Le procès Al-Jazeera dirige les projecteurs vers tous ces journalistes moins connus qui n'ont pas le soutien d'organes d'information assez puissants pour faire pression et réclamer leur mise en liberté.

 « C'est plutôt terrifiant pour tous ceux d'entre nous qui sommes correspondants et qui avons couvert l'Egypte et le Moyen-Orient, parce que nous voyons les trois d'Al-Jazeera et nous pensons que ça aurait pu être n'importe lequel d'entre nous », me confie Lindsey Hilsum, rédactrice de la rubrique affaires internationales à Channel 4 News, lors d'une manifestation devant l'ambassade d'Egypte à Londres le 29 décembre, le jour le plus froid de l'année.

Lindsey Hilsum avait été rejointe en ce jour glacial par au moins trente journalistes internationaux et militants des droits de l'homme célèbres qui réclamaient la mise en liberté de Peter Greste, Mohamed Fahmy et Baher Mohamed, les trois journalistes d'Al-Jazeera anglais qui ont déjà passé un peu plus d'un an en prison au Caire.

Ils ont été inculpés l'an dernier, à l'issue d'un procès amplement critiqué, pour avoir propagé de fausses nouvelles et aidé une organisation terroriste, la confrérie des Frères musulmans, à présent interdite. Ils ont été condamnés à des peines de prison allant de sept à dix ans.

A l'extérieur de l'ambassade d'Egypte, les journalistes internationaux réclamaient aussi la libération d'autres journalistes qui croupissent dans les prisons égyptiennes. Ils sont seize au total, d'après le groupe de défense de la liberté de la presse basé à Paris Reporters Sans Frontières, ce qui place l'Egypte au 4e rang mondial des plus grands geôliers de journalistes.

Les autres journalistes emprisonnés en Egypte incluent Mahmoud Abdel Nabi et Samhi Mustafa de Rassd News Network, le photographe indépendant Mahmoud Abu Zeid, Ahmed Gamal de Yaagen News, Ahmed Fouad de Karmoz News, et Abdel Rahman Shaheen de Freedom and Justice News Gate, d'après le Comité pour la protection des journalistes, basé à New York, et le Comité de solidarité avec la lutte du peuple égyptien, basé à Londres.

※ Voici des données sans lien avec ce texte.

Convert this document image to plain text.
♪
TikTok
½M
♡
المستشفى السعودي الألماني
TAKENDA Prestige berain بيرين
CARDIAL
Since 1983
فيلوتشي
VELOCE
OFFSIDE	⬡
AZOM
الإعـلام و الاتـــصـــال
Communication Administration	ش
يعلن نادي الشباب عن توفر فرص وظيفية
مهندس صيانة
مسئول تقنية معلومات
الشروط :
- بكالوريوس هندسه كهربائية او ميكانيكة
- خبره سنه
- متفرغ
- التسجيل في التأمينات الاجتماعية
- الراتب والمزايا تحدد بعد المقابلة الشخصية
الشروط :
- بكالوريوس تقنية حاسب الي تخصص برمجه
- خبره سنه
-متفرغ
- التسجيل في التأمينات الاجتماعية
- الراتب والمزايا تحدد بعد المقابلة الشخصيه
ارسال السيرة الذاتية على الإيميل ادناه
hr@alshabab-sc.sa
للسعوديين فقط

Beaucoup de ceux qui furent arrêtés travaillaient pour des chaînes d'information affiliées aux islamistes, telles que Rassd and Freedom and Justice News, ou ont été appréhendés alors qu'ils couvraient des manifestations des Frères musulmans.

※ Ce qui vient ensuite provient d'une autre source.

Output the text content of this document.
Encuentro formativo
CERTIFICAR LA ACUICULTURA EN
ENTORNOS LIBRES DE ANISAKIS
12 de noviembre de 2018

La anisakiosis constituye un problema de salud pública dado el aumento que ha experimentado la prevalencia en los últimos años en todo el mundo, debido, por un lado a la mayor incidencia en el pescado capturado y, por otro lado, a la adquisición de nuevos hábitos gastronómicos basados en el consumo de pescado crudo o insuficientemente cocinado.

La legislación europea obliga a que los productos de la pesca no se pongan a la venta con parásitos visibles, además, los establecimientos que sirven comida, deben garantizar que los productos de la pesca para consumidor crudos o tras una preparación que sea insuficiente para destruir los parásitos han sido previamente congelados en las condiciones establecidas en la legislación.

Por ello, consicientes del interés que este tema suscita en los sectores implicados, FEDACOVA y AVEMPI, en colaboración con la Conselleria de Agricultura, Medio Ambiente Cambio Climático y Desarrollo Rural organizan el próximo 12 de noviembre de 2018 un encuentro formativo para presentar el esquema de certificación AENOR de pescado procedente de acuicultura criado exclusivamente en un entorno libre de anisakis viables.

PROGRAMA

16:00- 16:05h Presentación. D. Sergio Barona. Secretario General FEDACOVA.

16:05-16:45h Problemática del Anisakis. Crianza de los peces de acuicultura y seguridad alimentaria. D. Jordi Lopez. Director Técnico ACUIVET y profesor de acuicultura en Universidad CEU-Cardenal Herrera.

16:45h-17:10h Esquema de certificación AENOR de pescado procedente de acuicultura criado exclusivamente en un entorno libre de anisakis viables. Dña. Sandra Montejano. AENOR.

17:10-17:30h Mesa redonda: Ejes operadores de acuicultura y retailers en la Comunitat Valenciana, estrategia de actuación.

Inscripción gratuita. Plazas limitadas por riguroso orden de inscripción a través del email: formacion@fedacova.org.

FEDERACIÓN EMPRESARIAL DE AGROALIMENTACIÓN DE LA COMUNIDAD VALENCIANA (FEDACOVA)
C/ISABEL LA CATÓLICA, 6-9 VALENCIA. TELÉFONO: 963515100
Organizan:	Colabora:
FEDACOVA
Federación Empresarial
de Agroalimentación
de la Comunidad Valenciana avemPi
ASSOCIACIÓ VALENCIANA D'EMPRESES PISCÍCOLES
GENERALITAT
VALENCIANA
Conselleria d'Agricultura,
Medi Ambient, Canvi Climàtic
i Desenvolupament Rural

Depuis que l'ancien président Mohamed Morsi a été renversé dans un coup d'état militaire soutenu par le peuple le 3 juillet 2013, le gouvernement a lancé une campagne de répression massive contre les Frères musulmans et leurs sympathisants au nom de la « guerre contre le terrorisme ». Cette répression s'étend aussi aux militants politiques laïques, aux journalistes et aux défenseurs des droits de l'homme.

Le 20 décembre, à l’occasion de son 500e jour d’emprisonnement, sans inculpation ni procès, le photographe et journaliste indépendant Abu Zeid écrivit une lettre émouvante depuis sa cellule de trois mètres sur quatre, demandant au monde de ne pas l'oublier.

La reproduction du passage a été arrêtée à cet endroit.